Palafoxiana herida

En plena pandemia, investigadores y autoridades locales reconocieron que algunos de sus libros fueron mutilados...

La Biblioteca Palafoxiana, ubicada en Puebla, es un paraíso de papel y un ejemplo de la arquitectura barroca que obtuvo la declaratoria como Monumento Histórico de México, en 1981, y su inclusión al Programa Memoria del Mundo de la Unesco,  en 2005, dada la riqueza de un acervo con 43 mil 153 libros históricos y nueve incunables, entre los que destacan La ciudad de Dios, de San Agustín, de 1475, y La crónica de Nuremberg, de Antón Koberger, de 1493, que cuenta la historia universal de Europa,  ilustrada con mil 804 xilografías de valor artístico.

Fue fundada hace 377 años, en 1646, por el obispo español Juan de Palafox y Mendoza, y se convirtió en la primera biblioteca pública de América. Sin embargo, hace un par de años, en plena pandemia, investigadores y autoridades locales reconocieron que algunos de sus libros fueron mutilados, sin especificar una cifra; pero se detectó que les desprendieron páginas con obras de arte, dibujos y mapas. Incluso, el titular de Cultura de Puebla, Sergio Vergara, refirió que existían afectaciones en parte de los incunables, editados tras la creación de la imprenta, en 1440 (Excélsior, 25/02/2021).

Días después, investigadores de las universidades de Pamplona, Arizona, la BUAP, la UNAM y Adabi de México, quienes formaban parte del Consejo de la Palafoxiana en 2005, lamentaron el daño a la colección, se pusieron a disposición de la autoridad local para asesorar cualquier acción y suscribieron la necesidad de llevar a cabo una auditoría para deslindar responsabilidades.

Los expertos indicaron que el problema se remontaba al periodo en que la biblioteca fue adjudicada, sin sustento legal, al Organismo Público Descentralizado Museos Puebla y confirmaron que este acervo “fue  víctima del descuido y la falta de un presupuesto que correspondiera a un bien patrimonial declarado Memoria del Mundo por la Unesco, distinción a la que el estado de Puebla no ha dado respuesta, olvidando sus compromisos internacionales y no sólo internacionales, sino también las obligaciones que señalan las leyes de patrimonio federales y estatales”.

Hasta ese momento, la Secretaría de Cultura federal, que dirige Alejandra Frausto, no tenía conocimiento alguno del caso y la solución, siempre oportuna y diligente, llegó en forma de comunicado, en el que externó su preocupación, manifestó su apoyo, pidió a la SC local información detallada de los “supuestos saqueos” y daños en todos los museos de la entidad y en especial de los acervos históricos de la Palafoxiana. Incluso, el INAH, que encabeza Diego Prieto, ofreció apoyo con especialistas en conservación y restauración, así como de su área legal.

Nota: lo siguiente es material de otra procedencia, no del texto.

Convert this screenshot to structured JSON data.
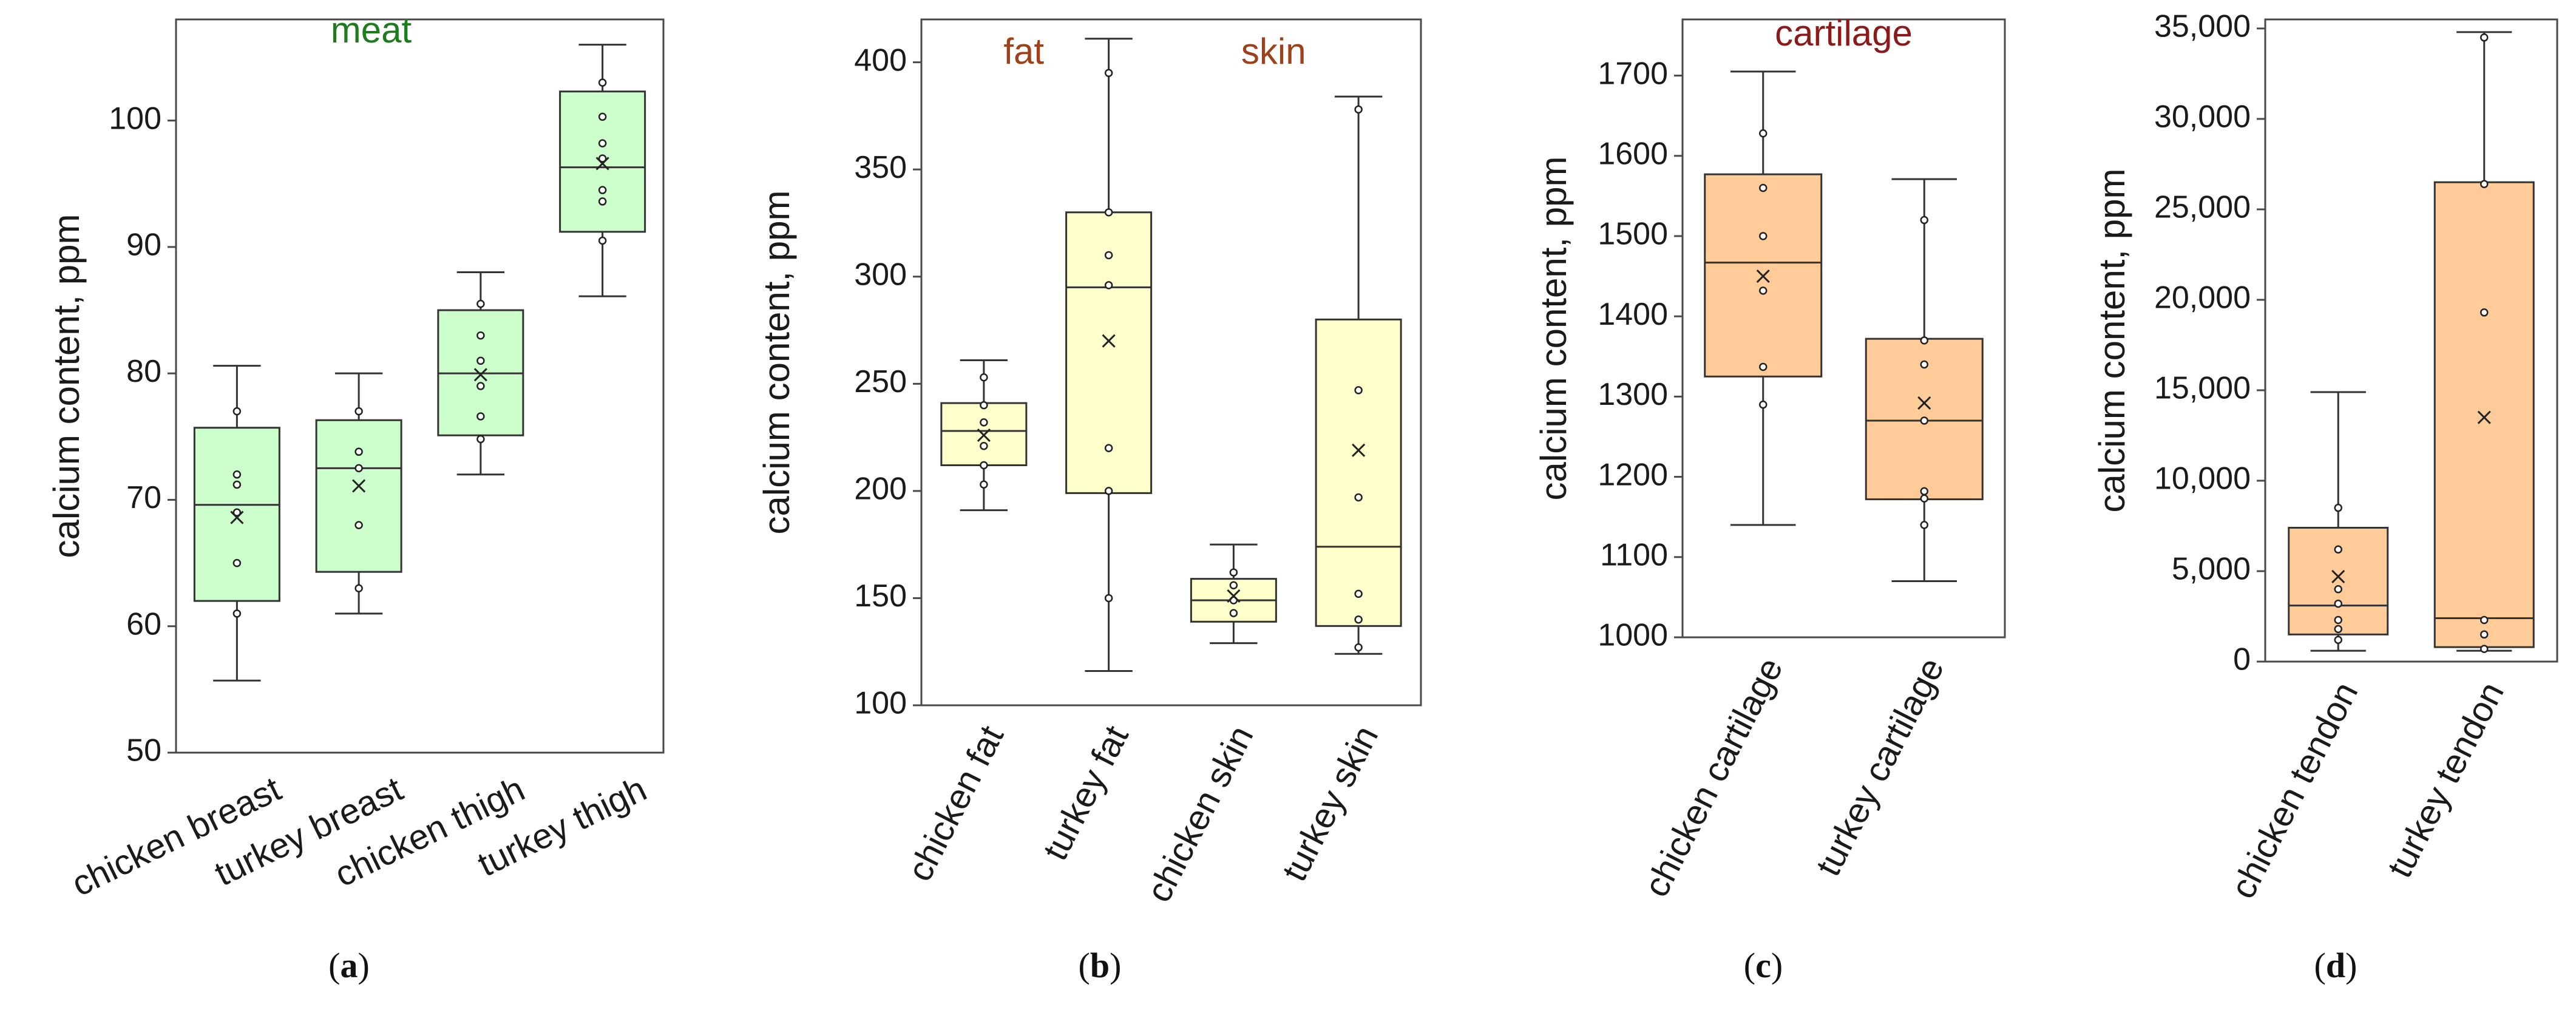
{
  "chart_data": [
    {
      "type": "boxplot",
      "panel_label": "a",
      "group_label": "meat",
      "group_label_color": "#1e7b1e",
      "box_fill": "#ccffcc",
      "ylabel": "calcium content, ppm",
      "ylim": [
        50,
        108
      ],
      "yticks": [
        50,
        60,
        70,
        80,
        90,
        100
      ],
      "ytick_labels": [
        "50",
        "60",
        "70",
        "80",
        "90",
        "100"
      ],
      "categories": [
        "chicken breast",
        "turkey breast",
        "chicken thigh",
        "turkey thigh"
      ],
      "boxes": [
        {
          "min": 55.7,
          "q1": 62.0,
          "median": 69.6,
          "q3": 75.7,
          "max": 80.6,
          "mean": 68.6,
          "points": [
            61.0,
            65.0,
            69.0,
            71.2,
            72.0,
            77.0
          ]
        },
        {
          "min": 61.0,
          "q1": 64.3,
          "median": 72.5,
          "q3": 76.3,
          "max": 80.0,
          "mean": 71.1,
          "points": [
            63.0,
            68.0,
            72.5,
            73.8,
            77.0
          ]
        },
        {
          "min": 72.0,
          "q1": 75.1,
          "median": 80.0,
          "q3": 85.0,
          "max": 88.0,
          "mean": 79.9,
          "points": [
            74.8,
            76.6,
            79.0,
            81.0,
            83.0,
            85.5
          ]
        },
        {
          "min": 86.1,
          "q1": 91.2,
          "median": 96.3,
          "q3": 102.3,
          "max": 106.0,
          "mean": 96.6,
          "points": [
            90.5,
            93.6,
            94.5,
            97.0,
            98.2,
            100.3,
            103.0
          ]
        }
      ]
    },
    {
      "type": "boxplot",
      "panel_label": "b",
      "group_labels": [
        {
          "text": "fat",
          "color": "#a0401a",
          "at": 0.5
        },
        {
          "text": "skin",
          "color": "#a0401a",
          "at": 2.5
        }
      ],
      "box_fill": "#ffffcc",
      "ylabel": "calcium content, ppm",
      "ylim": [
        100,
        420
      ],
      "yticks": [
        100,
        150,
        200,
        250,
        300,
        350,
        400
      ],
      "ytick_labels": [
        "100",
        "150",
        "200",
        "250",
        "300",
        "350",
        "400"
      ],
      "categories": [
        "chicken fat",
        "turkey fat",
        "chicken skin",
        "turkey skin"
      ],
      "boxes": [
        {
          "min": 191,
          "q1": 212,
          "median": 228,
          "q3": 241,
          "max": 261,
          "mean": 226,
          "points": [
            203,
            212,
            221,
            232,
            240,
            253
          ]
        },
        {
          "min": 116,
          "q1": 199,
          "median": 295,
          "q3": 330,
          "max": 411,
          "mean": 270,
          "points": [
            150,
            200,
            220,
            296,
            310,
            330,
            395
          ]
        },
        {
          "min": 129,
          "q1": 139,
          "median": 149,
          "q3": 159,
          "max": 175,
          "mean": 151,
          "points": [
            143,
            149,
            156,
            162
          ]
        },
        {
          "min": 124,
          "q1": 137,
          "median": 174,
          "q3": 280,
          "max": 384,
          "mean": 219,
          "points": [
            127,
            140,
            152,
            197,
            247,
            378
          ]
        }
      ]
    },
    {
      "type": "boxplot",
      "panel_label": "c",
      "group_label": "cartilage",
      "group_label_color": "#8b1a1a",
      "box_fill": "#ffcc99",
      "ylabel": "calcium content, ppm",
      "ylim": [
        1000,
        1770
      ],
      "yticks": [
        1000,
        1100,
        1200,
        1300,
        1400,
        1500,
        1600,
        1700
      ],
      "ytick_labels": [
        "1000",
        "1100",
        "1200",
        "1300",
        "1400",
        "1500",
        "1600",
        "1700"
      ],
      "categories": [
        "chicken cartilage",
        "turkey cartilage"
      ],
      "boxes": [
        {
          "min": 1140,
          "q1": 1325,
          "median": 1467,
          "q3": 1577,
          "max": 1705,
          "mean": 1450,
          "points": [
            1290,
            1337,
            1432,
            1500,
            1560,
            1628
          ]
        },
        {
          "min": 1070,
          "q1": 1172,
          "median": 1270,
          "q3": 1372,
          "max": 1571,
          "mean": 1292,
          "points": [
            1140,
            1173,
            1182,
            1270,
            1340,
            1370,
            1520
          ]
        }
      ]
    },
    {
      "type": "boxplot",
      "panel_label": "d",
      "box_fill": "#ffcc99",
      "ylabel": "calcium content, ppm",
      "ylim": [
        0,
        35500
      ],
      "yticks": [
        0,
        5000,
        10000,
        15000,
        20000,
        25000,
        30000,
        35000
      ],
      "ytick_labels": [
        "0",
        "5,000",
        "10,000",
        "15,000",
        "20,000",
        "25,000",
        "30,000",
        "35,000"
      ],
      "categories": [
        "chicken tendon",
        "turkey tendon"
      ],
      "boxes": [
        {
          "min": 600,
          "q1": 1500,
          "median": 3100,
          "q3": 7400,
          "max": 14900,
          "mean": 4700,
          "points": [
            1200,
            1800,
            2300,
            3200,
            4000,
            6200,
            8500
          ]
        },
        {
          "min": 600,
          "q1": 800,
          "median": 2400,
          "q3": 26500,
          "max": 34800,
          "mean": 13500,
          "points": [
            700,
            1500,
            2300,
            19300,
            26400,
            34500
          ]
        }
      ]
    }
  ]
}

Lo lamentable es que, desde entonces, ni Frausto ni Prieto han referido el tema. ¿Recibieron la información solicitada?, ¿enviaron a expertos del INAH a revisar los volúmenes dañados?, ¿destinaron algún presupuesto a estos trabajos? ¿O todo quedó en un diplomático encuentro de oficios que se limitan a formalizar un esfuerzo sin fondo, sin recursos y sin interés? Porque al ver los recursos destinados a la Palafoxiana en los últimos años no se aprecia un mejor panorama: 1.8 mdp en 2018; 1.3 mdp en 2019; 914 mil pesos en 2020; 1.8 mdp en 2021; 1.3 mdp en 2022; y 71 mil pesos en lo que va del año.

Museos Puebla y la SC local revelan a esta columna que la Palafoxiana sigue en revisión y que mantiene dos auditorías abiertas (la AUD-01/2021 y la AUD-54/2023) “para determinar si los daños, mutilaciones y sustracciones fueron recientes o datan de hace tiempo”.

Lo singular es que la autoridad estatal decidió reservar la información sobre el caso por un periodo de cinco años, así que no será posible conocer las dimensiones del daño hasta 2028. Ni hablar, así son los tiempos de la burocracia morosa.